Sam Smith - Bad as Trump may be, we were heading his way long before he made it to the White House. In fact, more than few of the roots of Trump can be found in the Reagan years, the time when the long term values of the New Deal began to be destroyed. Even as late as 2008, a new presidential candidate,
Barack Obama, described it this way:.
I think Ronald Reagan changed the trajectory of America in a way that Richard Nixon did not and in a way that Bill Clinton did not. He put us on a fundamentally different path because the country was ready for it. I think they felt like with all the excesses of the 1960s and 1970s and government had grown and grown but there wasn't much sense of accountability in terms of how it was operating.. . . He just tapped into what people were already feeling, which was we want clarity, we want optimism, we want a return to that sense of dynamism and entrepreneurship that had been missing.
This stunning assessment by someone who would soon be a Democratic president shows how far we had moved from the New Deal even more than four decades ago. As the son of someone who worked in the Roosevelt Administration nearly all of its time and as one who became an activist in the 1960s, I have long been aware of how perceptions and possibilities have changed. As Wikipedia notes, "Historian and journalist Sean Wilentz argues that Reagan dominated this stretch of American history in the same way that Franklin D. Roosevelt and his New Deal legacy dominated the four decades that preceded it."

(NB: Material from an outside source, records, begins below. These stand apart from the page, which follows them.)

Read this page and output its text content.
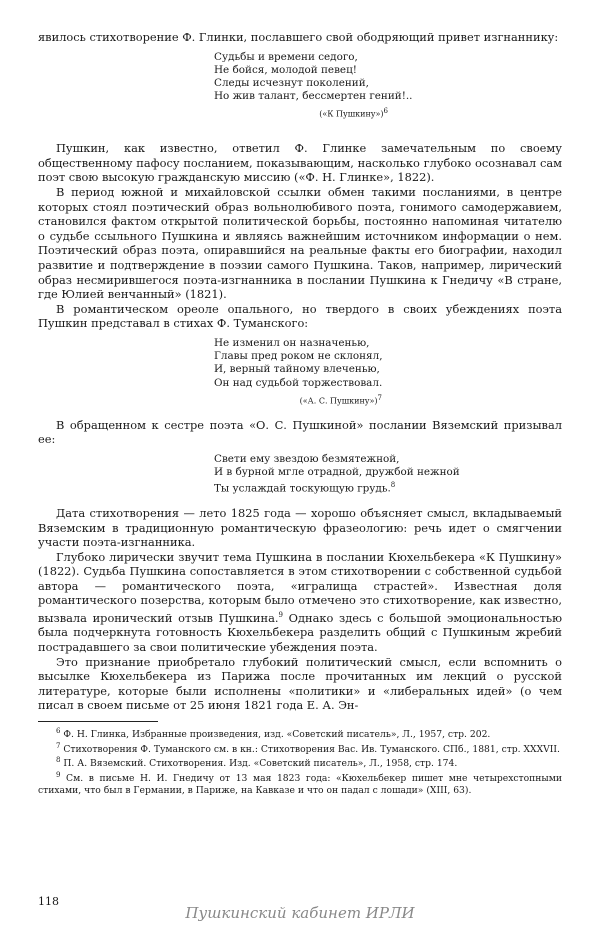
явилось стихотворение Ф. Глинки, пославшего свой ободряющий привет изгнаннику:

Судьбы и времени седого,
Не бойся, молодой певец!
Следы исчезнут поколений,
Но жив талант, бессмертен гений!..
(«К Пушкину»)6

Пушкин, как известно, ответил Ф. Глинке замечательным по своему общественному пафосу посланием, показывающим, насколько глубоко осознавал сам поэт свою высокую гражданскую миссию («Ф. Н. Глинке», 1822).

В период южной и михайловской ссылки обмен такими посланиями, в центре которых стоял поэтический образ вольнолюбивого поэта, гонимого самодержавием, становился фактом открытой политической борьбы, постоянно напоминая читателю о судьбе ссыльного Пушкина и являясь важнейшим источником информации о нем. Поэтический образ поэта, опиравшийся на реальные факты его биографии, находил развитие и подтверждение в поэзии самого Пушкина. Таков, например, лирический образ несмирившегося поэта-изгнанника в послании Пушкина к Гнедичу «В стране, где Юлией венчанный» (1821).

В романтическом ореоле опального, но твердого в своих убеждениях поэта Пушкин представал в стихах Ф. Туманского:

Не изменил он назначенью,
Главы пред роком не склонял,
И, верный тайному влеченью,
Он над судьбой торжествовал.
(«А. С. Пушкину»)7

В обращенном к сестре поэта «О. С. Пушкиной» послании Вяземский призывал ее:

Свети ему звездою безмятежной,
И в бурной мгле отрадной, дружбой нежной
Ты услаждай тоскующую грудь.$^8$

Дата стихотворения — лето 1825 года — хорошо объясняет смысл, вкладываемый Вяземским в традиционную романтическую фразеологию: речь идет о смягчении участи поэта-изгнанника.

Глубоко лирически звучит тема Пушкина в послании Кюхельбекера «К Пушкину» (1822). Судьба Пушкина сопоставляется в этом стихотворении с собственной судьбой автора — романтического поэта, «игралища страстей». Известная доля романтического позерства, которым было отмечено это стихотворение, как известно, вызвала иронический отзыв Пушкина.$^9$ Однако здесь с большой эмоциональностью была подчеркнута готовность Кюхельбекера разделить общий с Пушкиным жребий пострадавшего за свои политические убеждения поэта.

Это признание приобретало глубокий политический смысл, если вспомнить о высылке Кюхельбекера из Парижа после прочитанных им лекций о русской литературе, которые были исполнены «политики» и «либеральных идей» (о чем писал в своем письме от 25 июня 1821 года Е. А. Эн-

$^6$ Ф. Н. Глинка, Избранные произведения, изд. «Советский писатель», Л., 1957, стр. 202.

$^7$ Стихотворения Ф. Туманского см. в кн.: Стихотворения Вас. Ив. Туманского. СПб., 1881, стр. XXXVII.

$^8$ П. А. Вяземский. Стихотворения. Изд. «Советский писатель», Л., 1958, стр. 174.

$^9$ См. в письме Н. И. Гнедичу от 13 мая 1823 года: «Кюхельбекер пишет мне четырехстопными стихами, что был в Германии, в Париже, на Кавказе и что он падал с лошади» (XIII, 63).

118
Пушкинский кабинет ИРЛИ
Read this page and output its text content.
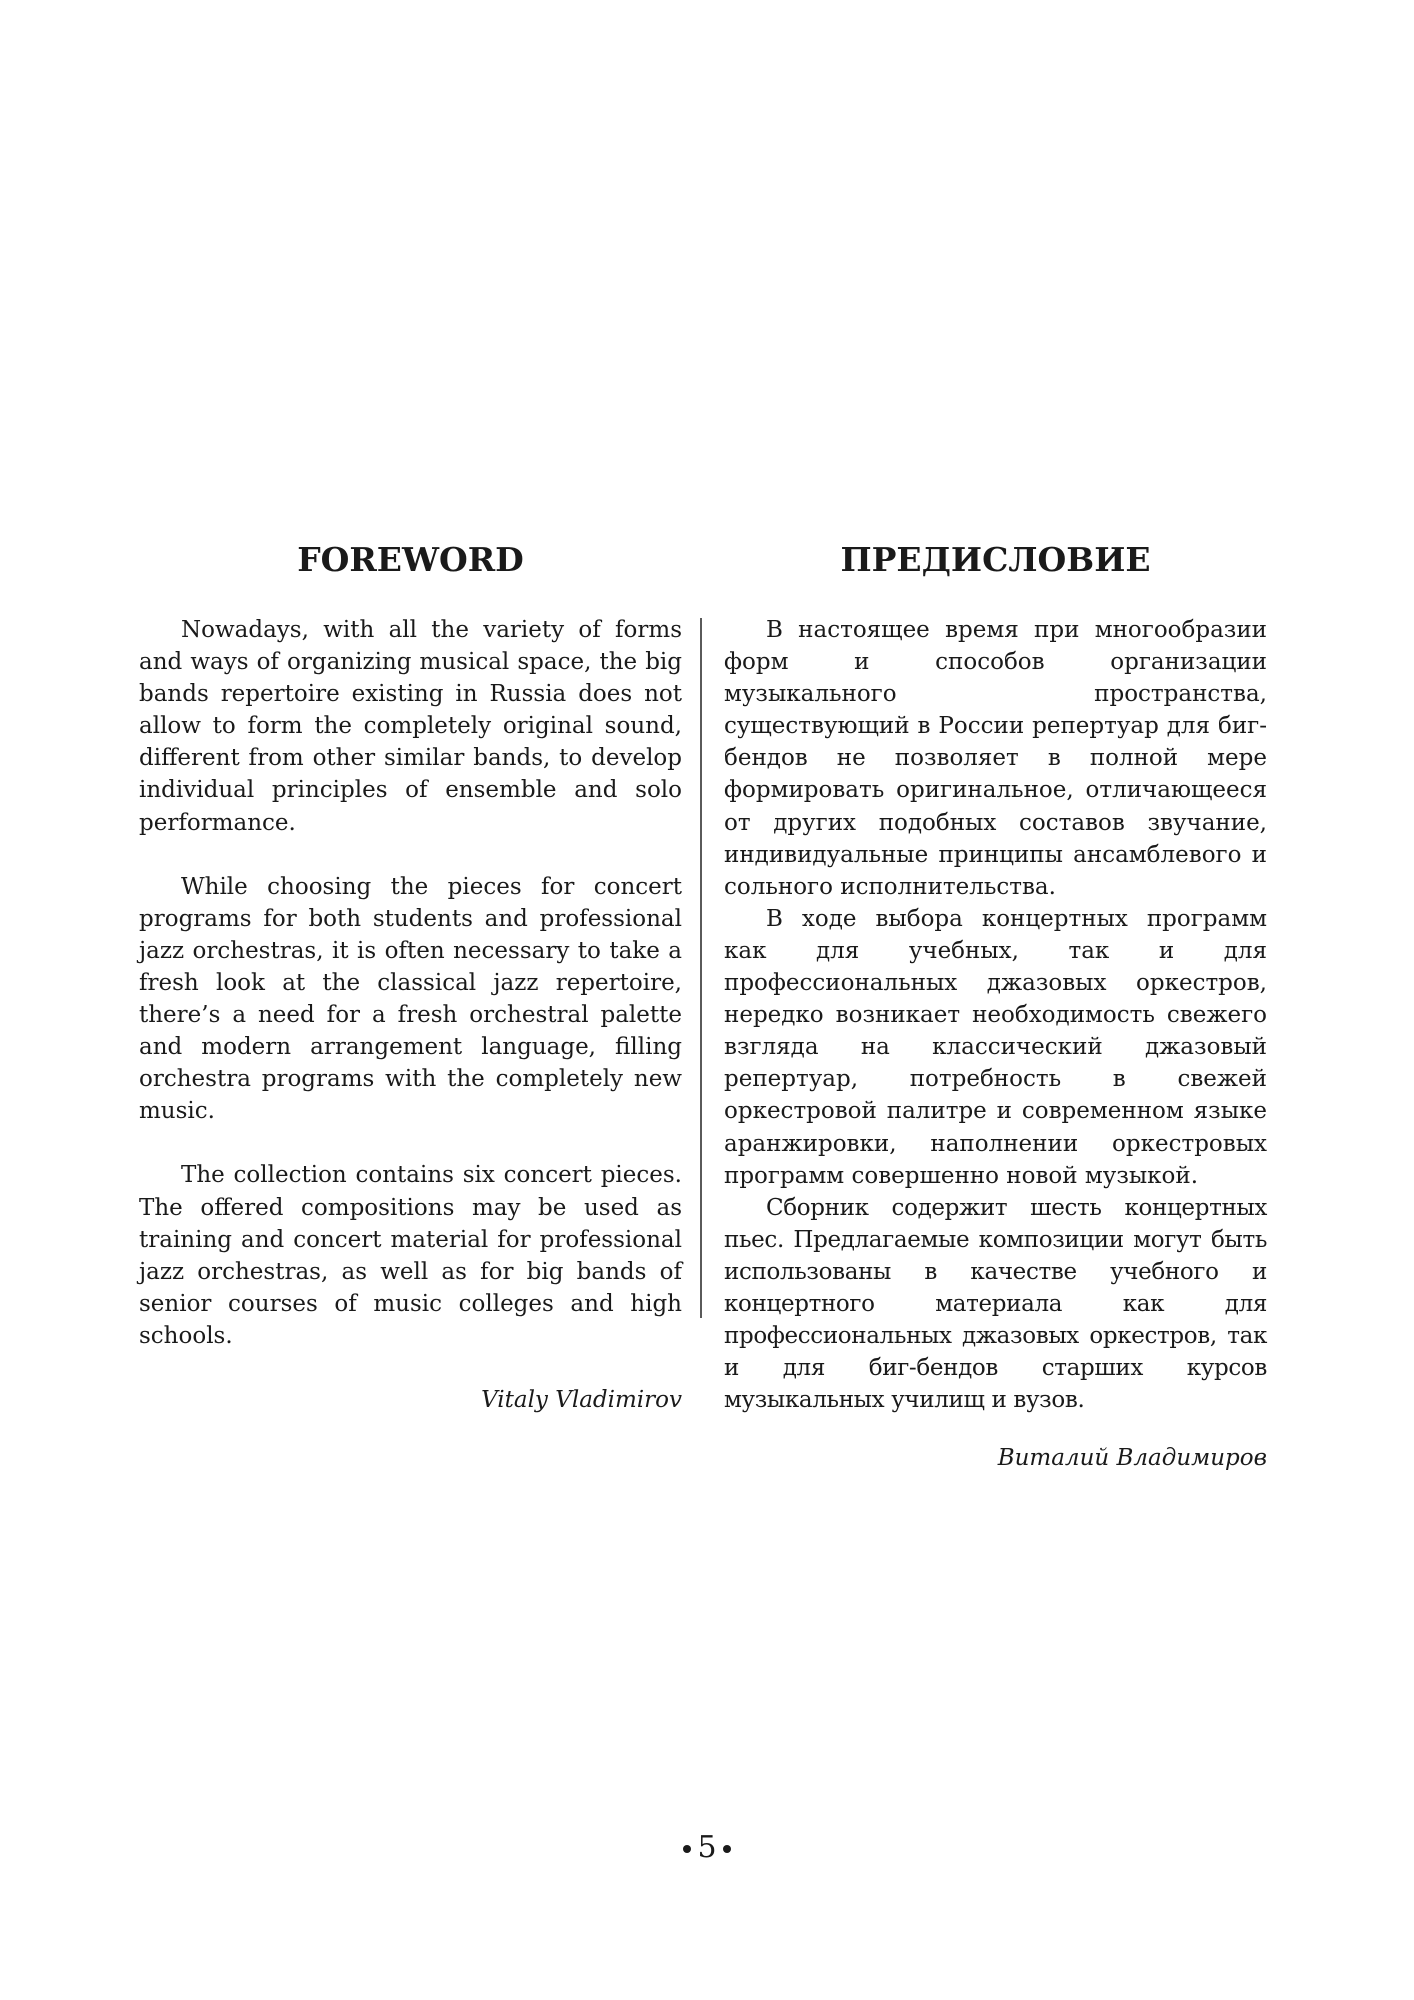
FOREWORD

Nowadays, with all the variety of forms and ways of organizing musical space, the big bands repertoire existing in Russia does not allow to form the completely original sound, different from other similar bands, to develop individual principles of ensemble and solo performance.

While choosing the pieces for concert programs for both students and professional jazz orchestras, it is often necessary to take a fresh look at the classical jazz repertoire, there’s a need for a fresh orchestral palette and modern arrangement language, filling orchestra programs with the completely new music.

The collection contains six concert pieces. The offered compositions may be used as training and concert material for professional jazz orchestras, as well as for big bands of senior courses of music colleges and high schools.

Vitaly Vladimirov
ПРЕДИСЛОВИЕ

В настоящее время при многообразии форм и способов организации музыкального пространства, существующий в России репертуар для биг-бендов не позволяет в полной мере формировать оригинальное, отличающееся от других подобных составов звучание, индивидуальные принципы ансамблевого и сольного исполнительства.

В ходе выбора концертных программ как для учебных, так и для профессиональных джазовых оркестров, нередко возникает необходимость свежего взгляда на классический джазовый репертуар, потребность в свежей оркестровой палитре и современном языке аранжировки, наполнении оркестровых программ совершенно новой музыкой.

Сборник содержит шесть концертных пьес. Предлагаемые композиции могут быть использованы в качестве учебного и концертного материала как для профессиональных джазовых оркестров, так и для биг-бендов старших курсов музыкальных училищ и вузов.

Виталий Владимиров
5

We are not only far less inclined to move forward in a progressive manner, we are far more accessible to the crazy right such as Trump.
Consider, for example, a study by the Economic Policy Institute finds that CEO pay in this country is 399 times as much as a typical worker gets. This pay has skyrocketed 1450% since 1978.
Even less noted are the changes that have occurred culturally. It is not accidental, for example, for Trump to cite Hollywood stars in defense of accusations of alleged sexual abuse of a woman. Or for extremist Fox News to have such influence on the Republican right. .
We also have the decline in religion, efforts to distort public education, the banning of books and other changes in our culture that reflect not natural or national consensus but the machination of right wing institutions. Most disturbing, perhaps, is the decline of community as a major moral, political and social value creator and encourager. During decades of covering politics, I have come to realize how much sanity and decency my own neighborhoods contributed to my view of things, first in DC and then in Maine. And, as I follow the news today, I'm struck by how little the media and our "leaders" give to such behavior and values.
One of the prices of this change has been an increase in the idea that such choices are strictly individual and that one has the right to attempt to enforce your values on others. The 199 mass shootings this year so far is a good example.
If we are going to have a constitutionally functioning country, we have to start from the bottom. Besides, given the course of things, it may be our primary salvation: to restore at the community level the values and behaviors that we would also like to see at the top. To relearn what it's like to living in a decent United States of America.
1 comment:
Thank you for these powerful words of wisdom! Sadly,we are witnessing the willful undermining of the foundation of democracy.